À l’occasion de la Journée internationale des droits des femmes 2026, Antonio Guterres, Secrétaire général des Nations Unies, a lancé un appel solennel à la communauté internationale. Dans une tribune remarquée, il rappelle que malgré des avancées indéniables au fil des décennies, les inégalités structurelles entre femmes et hommes demeurent un frein au développement collectif. Sa conviction est claire : chaque progrès accompli en faveur des femmes bénéficie à l’ensemble de la société.
Pour transformer cette conviction en réalité, le secrétaire général de l’ONU identifie huit leviers d’action prioritaires.
- Redistribuer le pouvoir de décision
Les sphères de décision (économiques, politiques, institutionnelles) restent encore largement dominées par les hommes. Or, une gouvernance plus équilibrée entre les genres favorise des sociétés plus justes, plus résilientes et plus libres. Partager le pouvoir n’est pas une concession : c’est une condition du progrès commun.
- Faire de la parité une exigence institutionnelle
La sous-représentation des femmes aux postes de direction reste criante, aussi bien dans les gouvernements que dans les entreprises. L’ONU elle-même, en atteignant la parité au sein de ses instances dirigeantes, apporte la preuve que le changement est possible dès lors qu’il est érigé en priorité. L’exemple doit désormais faire école.

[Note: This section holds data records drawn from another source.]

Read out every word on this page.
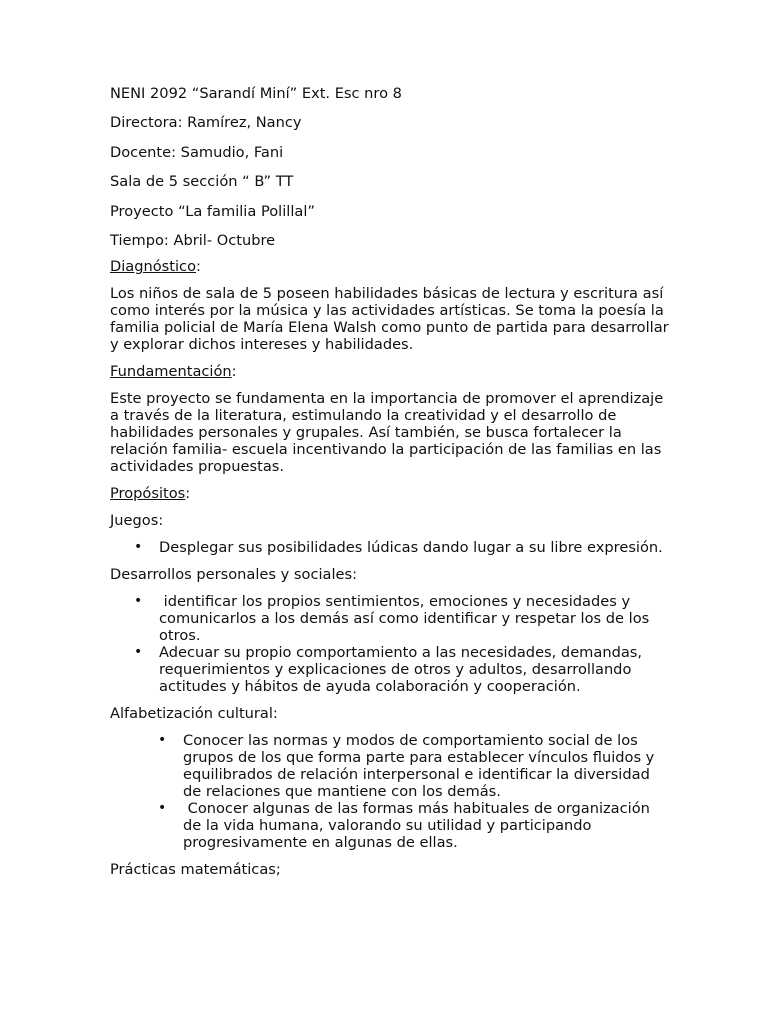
NENI 2092 “Sarandí Miní” Ext. Esc nro 8

Directora: Ramírez, Nancy

Docente: Samudio, Fani

Sala de 5 sección “ B” TT

Proyecto “La familia Polillal”

Tiempo: Abril- Octubre

Diagnóstico:

Los niños de sala de 5 poseen habilidades básicas de lectura y escritura así como interés por la música y las actividades artísticas. Se toma la poesía la familia policial de María Elena Walsh como punto de partida para desarrollar y explorar dichos intereses y habilidades.

Fundamentación:

Este proyecto se fundamenta en la importancia de promover el aprendizaje a través de la literatura, estimulando la creatividad y el desarrollo de habilidades personales y grupales. Así también, se busca fortalecer la relación familia- escuela incentivando la participación de las familias en las actividades propuestas.

Propósitos:

Juegos:

• Desplegar sus posibilidades lúdicas dando lugar a su libre expresión.

Desarrollos personales y sociales:

• identificar los propios sentimientos, emociones y necesidades y comunicarlos a los demás así como identificar y respetar los de los otros.
• Adecuar su propio comportamiento a las necesidades, demandas, requerimientos y explicaciones de otros y adultos, desarrollando actitudes y hábitos de ayuda colaboración y cooperación.

Alfabetización cultural:

• Conocer las normas y modos de comportamiento social de los grupos de los que forma parte para establecer vínculos fluidos y equilibrados de relación interpersonal e identificar la diversidad de relaciones que mantiene con los demás.
• Conocer algunas de las formas más habituales de organización de la vida humana, valorando su utilidad y participando progresivamente en algunas de ellas.

Prácticas matemáticas;
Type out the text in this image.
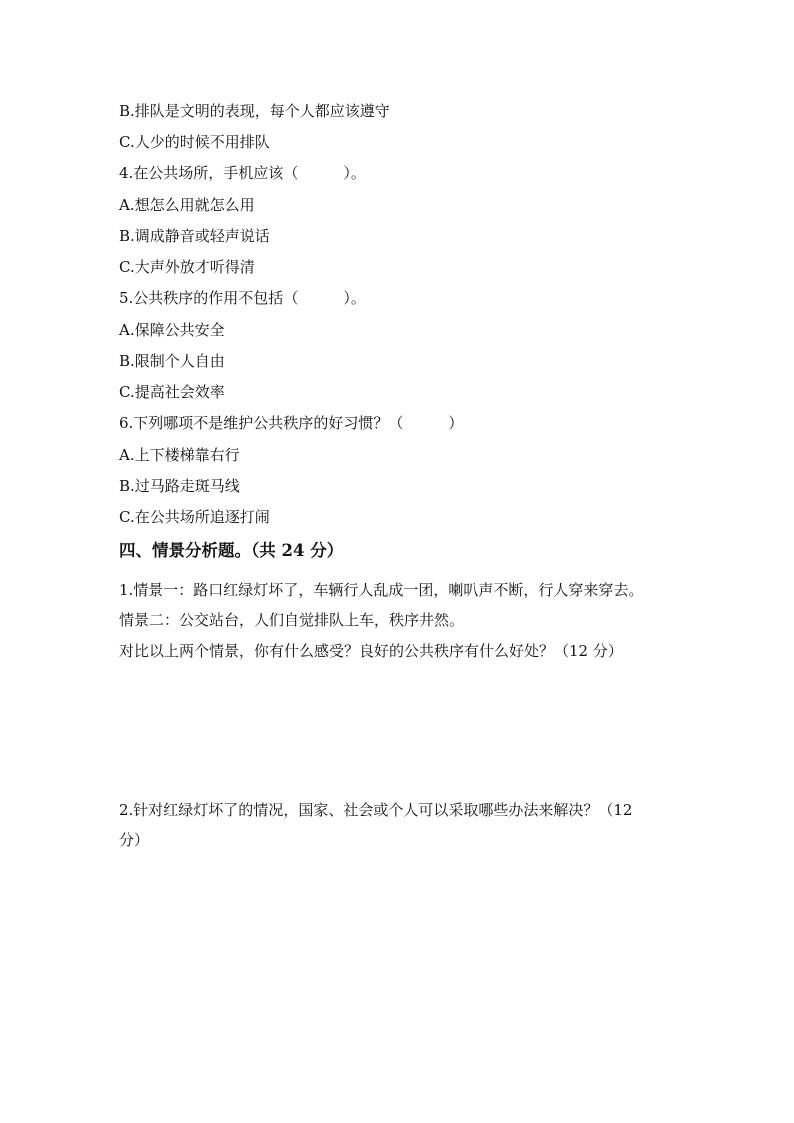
B.排队是文明的表现，每个人都应该遵守
C.人少的时候不用排队
4.在公共场所，手机应该（　　　）。
A.想怎么用就怎么用
B.调成静音或轻声说话
C.大声外放才听得清
5.公共秩序的作用不包括（　　　）。
A.保障公共安全
B.限制个人自由
C.提高社会效率
6.下列哪项不是维护公共秩序的好习惯？（　　　）
A.上下楼梯靠右行
B.过马路走斑马线
C.在公共场所追逐打闹
四、情景分析题。（共 24 分）
1.情景一：路口红绿灯坏了，车辆行人乱成一团，喇叭声不断，行人穿来穿去。
情景二：公交站台，人们自觉排队上车，秩序井然。
对比以上两个情景，你有什么感受？良好的公共秩序有什么好处？（12 分）
2.针对红绿灯坏了的情况，国家、社会或个人可以采取哪些办法来解决？（12
分）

- Considérer l’investissement dans les femmes comme un levier de développement
Financer l’éducation, la santé et l’autonomisation économique des femmes n’est pas une dépense : c’est un multiplicateur de croissance. Les études montrent que des politiques d’égalité ambitieuses peuvent accroître le revenu national jusqu’à 20 %. L’égalité des genres est donc autant une nécessité morale qu’une stratégie économique rationnelle.
- Intégrer les femmes dans les processus de paix
Les accords de paix négociés avec la participation active des femmes se révèlent plus durables et mieux mis en œuvre. Leur exclusion des tables de négociation appauvrit non seulement la qualité des solutions trouvées, mais compromet aussi leur pérennité. La paix durable se construit avec les femmes, pas sans elles.
- Abolir les lois discriminatoires
Dans de nombreuses régions du monde, les femmes se heurtent encore à des obstacles juridiques en matière d’accès à la propriété, au travail ou à la justice. La suppression de ces dispositions légales inégalitaires et la garantie de leur application effective constituent un impératif pour tout État qui se réclame de l’État de droit.
- Adopter une tolérance zéro face aux violences de genre
Les violences faites aux femmes constituent une urgence humanitaire à l’échelle mondiale. Aucun contexte, aucune culture, aucune tradition ne saurait les justifier. Une réponse ferme, rapide et inconditionnelle s’impose : protéger les victimes, poursuivre les auteurs, et soutenir les organisations qui travaillent sur le terrain.
- Combattre les stéréotypes à l’ère numérique
Les environnements numériques et technologiques reproduisent ou amplifient les discriminations existantes. Les filles y sont encore sous-représentées et exposées à de nouvelles formes de violence en ligne. Garantir leur accès aux outils du futur dans un cadre sécurisé est une condition sine qua non de leur pleine participation à la société de demain.
- Placer les femmes au cœur de la réponse climatique
Le changement climatique frappe de manière disproportionnée les femmes et les filles, qui sont pourtant parmi les premières à imaginer et mettre en œuvre des solutions locales. Les ignorer dans les processus de décision climatique revient à se priver de ressources essentielles. Une transition écologique juste ne peut se faire sans elles.
Ces huit axes constituent une feuille de route exigeante mais nécessaire. Au-delà des déclarations du 8 mars, les Etats et institutions sont invités à mettre en œuvre ces recommandations.